Being prepared for our students is important. However, the difference between a student label and a food label is that the student label is forever changing, maturing and sliding along the growth spectrum. This is something we cannot forget. Yes, we may have some “athletes”, “class clowns” and “really smart kids” among our population, but typecasting is a dangerous game. If we place a label on a child it is hard for us to see them as something different and equally as difficult for them to change. Even if Adam Sandler wanted to be cast as Albus Dumbledore, the respected and calm Headmaster of Hogwarts School for Witchcraft and Wizardry, would we ever find him believable in that role? No, because we only see him as a guy who can be funny.

So, here is to a label free year. A year where the only thing we “stick” on our students is promise, potential and an opportunity to grow. I can get my label “fix’ at the grocery store.

Spaghetti Sauce and Differentiated Instruction

Titles are supposed to grab the readers attention. This one is more like, huh? Bear with me for a minute.

The credit for spaghetti sauce part of this title goes to Malcolm Gladwell, one of my favorite authors. Once you get over the fascination with his hair, and listen to what he says, how can you not be mesmerized by his ideas and theories?

The second part of the title is an instructional strategy used by teachers from coast to coast to work with  diverse groups of “learners” in the classroom. While doing some research on differentiated instruction resources for our teachers I came across Gladwell’s talk on spaghetti sauce on TED’s website (video here- it is 17 minutes but fascinating). Thanks to Bill Ferris and his Instructify blog  post for pointing me in this direction.

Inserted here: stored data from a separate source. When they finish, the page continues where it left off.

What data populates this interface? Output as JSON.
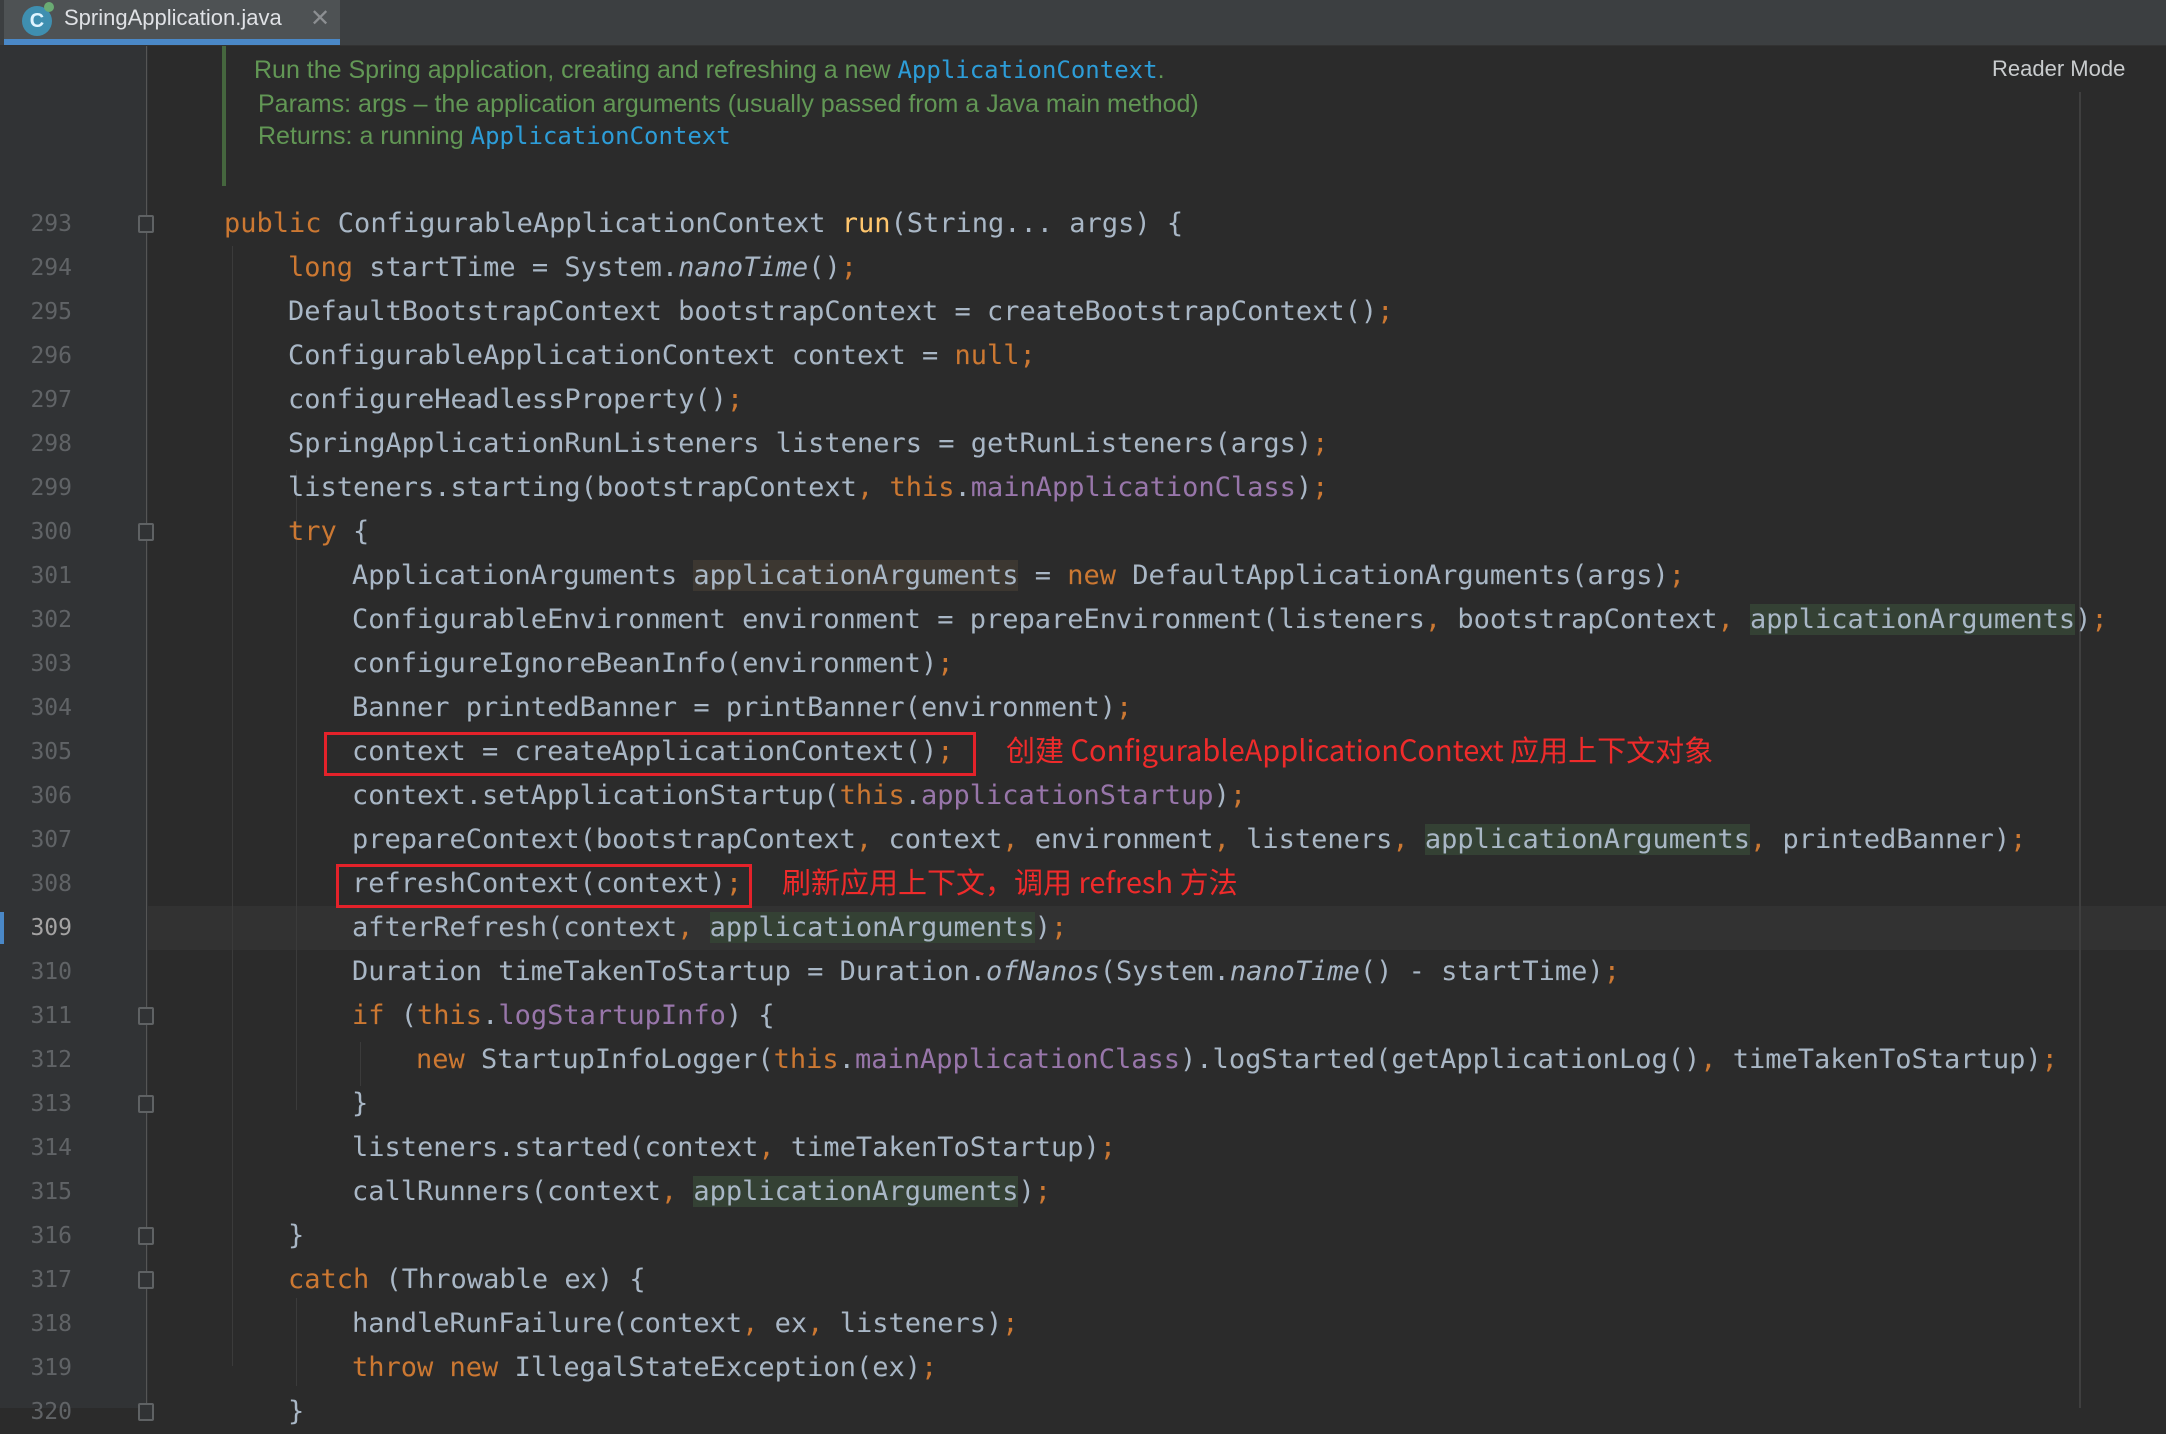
{
  "tab": {
    "title": "SpringApplication.java",
    "icon": "C",
    "close": "✕"
  },
  "reader_mode": "Reader Mode",
  "doc": {
    "summary_text": "Run the Spring application, creating and refreshing a new ",
    "summary_link": "ApplicationContext",
    "summary_end": ".",
    "params_label": "Params:",
    "params_text": "args – the application arguments (usually passed from a Java main method)",
    "returns_label": "Returns:",
    "returns_text": "a running ",
    "returns_link": "ApplicationContext"
  },
  "line_numbers": [
    "293",
    "294",
    "295",
    "296",
    "297",
    "298",
    "299",
    "300",
    "301",
    "302",
    "303",
    "304",
    "305",
    "306",
    "307",
    "308",
    "309",
    "310",
    "311",
    "312",
    "313",
    "314",
    "315",
    "316",
    "317",
    "318",
    "319",
    "320"
  ],
  "code": {
    "l293": [
      "public",
      " ConfigurableApplicationContext ",
      "run",
      "(String... args) {"
    ],
    "l294": [
      "long",
      " startTime = System.",
      "nanoTime",
      "()",
      ";"
    ],
    "l295": [
      "DefaultBootstrapContext bootstrapContext = createBootstrapContext()",
      ";"
    ],
    "l296": [
      "ConfigurableApplicationContext context = ",
      "null",
      ";"
    ],
    "l297": [
      "configureHeadlessProperty()",
      ";"
    ],
    "l298": [
      "SpringApplicationRunListeners listeners = getRunListeners(args)",
      ";"
    ],
    "l299": [
      "listeners.starting(bootstrapContext",
      ", ",
      "this",
      ".",
      "mainApplicationClass",
      ")",
      ";"
    ],
    "l300": [
      "try",
      " {"
    ],
    "l301": [
      "ApplicationArguments ",
      "applicationArguments",
      " = ",
      "new",
      " DefaultApplicationArguments(args)",
      ";"
    ],
    "l302": [
      "ConfigurableEnvironment environment = prepareEnvironment(listeners",
      ", ",
      "bootstrapContext",
      ", ",
      "applicationArguments",
      ")",
      ";"
    ],
    "l303": [
      "configureIgnoreBeanInfo(environment)",
      ";"
    ],
    "l304": [
      "Banner printedBanner = printBanner(environment)",
      ";"
    ],
    "l305": [
      "context = createApplicationContext()",
      ";"
    ],
    "l306": [
      "context.setApplicationStartup(",
      "this",
      ".",
      "applicationStartup",
      ")",
      ";"
    ],
    "l307": [
      "prepareContext(bootstrapContext",
      ", ",
      "context",
      ", ",
      "environment",
      ", ",
      "listeners",
      ", ",
      "applicationArguments",
      ", ",
      "printedBanner)",
      ";"
    ],
    "l308": [
      "refreshContext(context)",
      ";"
    ],
    "l309": [
      "afterRefresh(context",
      ", ",
      "applicationArguments",
      ")",
      ";"
    ],
    "l310": [
      "Duration timeTakenToStartup = Duration.",
      "ofNanos",
      "(System.",
      "nanoTime",
      "() - startTime)",
      ";"
    ],
    "l311": [
      "if",
      " (",
      "this",
      ".",
      "logStartupInfo",
      ") {"
    ],
    "l312": [
      "new",
      " StartupInfoLogger(",
      "this",
      ".",
      "mainApplicationClass",
      ").logStarted(getApplicationLog()",
      ", ",
      "timeTakenToStartup)",
      ";"
    ],
    "l313": [
      "}"
    ],
    "l314": [
      "listeners.started(context",
      ", ",
      "timeTakenToStartup)",
      ";"
    ],
    "l315": [
      "callRunners(context",
      ", ",
      "applicationArguments",
      ")",
      ";"
    ],
    "l316": [
      "}"
    ],
    "l317": [
      "catch",
      " (Throwable ex) {"
    ],
    "l318": [
      "handleRunFailure(context",
      ", ",
      "ex",
      ", ",
      "listeners)",
      ";"
    ],
    "l319": [
      "throw",
      " ",
      "new",
      " IllegalStateException(ex)",
      ";"
    ],
    "l320": [
      "}"
    ]
  },
  "annotations": {
    "a305": "创建 ConfigurableApplicationContext 应用上下文对象",
    "a308": "刷新应用上下文，调用 refresh 方法"
  },
  "colors": {
    "background": "#2b2b2b",
    "keyword": "#cc7832",
    "method_decl": "#ffc66d",
    "field": "#9876aa",
    "doc_text": "#629755",
    "doc_link": "#2d9dd8",
    "annotation_red": "#ef2b2b"
  }
}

While he does not mention differentiated instruction once during his talk, Gladwell points to the brilliance of how the food industry developed different types of pickles, mustard, spaghetti sauce, coffee, etc., as a means to meet the needs and wants of the consumer.One size does not fit all. I know what I like (dill pickles, Grey Poupon, Rao’s marinara sauce, and Starbuck’s french roast) and when given the choice I will always pick out my favorites. Just ask my wife why I enjoy doing grocery shopping. What are your favorites? I bet they are different from mine. (Note- if I am invited over to your house for dinner I will eat whatever you serve.)

Ok, so to my question, how do we adopt a diversified approach to teaching our students? That is not easy and I surely don’t have any really good answers myself. What if one student learns best by standing at her desk in class while another has to manipulate it with his hands to learn?

Differentiated Instruction, the layering of lessons or assignments for different types of learners, is one tested and strategic approach that can make a difference. It contends, like Gladwell, one size does not in fact fit all. However, putting it into practice is easier said than done.  For starters, maybe we should take our students to the grocery store every year and see which spaghetti sauce they pick out? It might just help us figure out who is who in our classroom. Then we can plan the best way to reach them. It also might help me decide who I will “mooch” from at the lunch table- just kidding.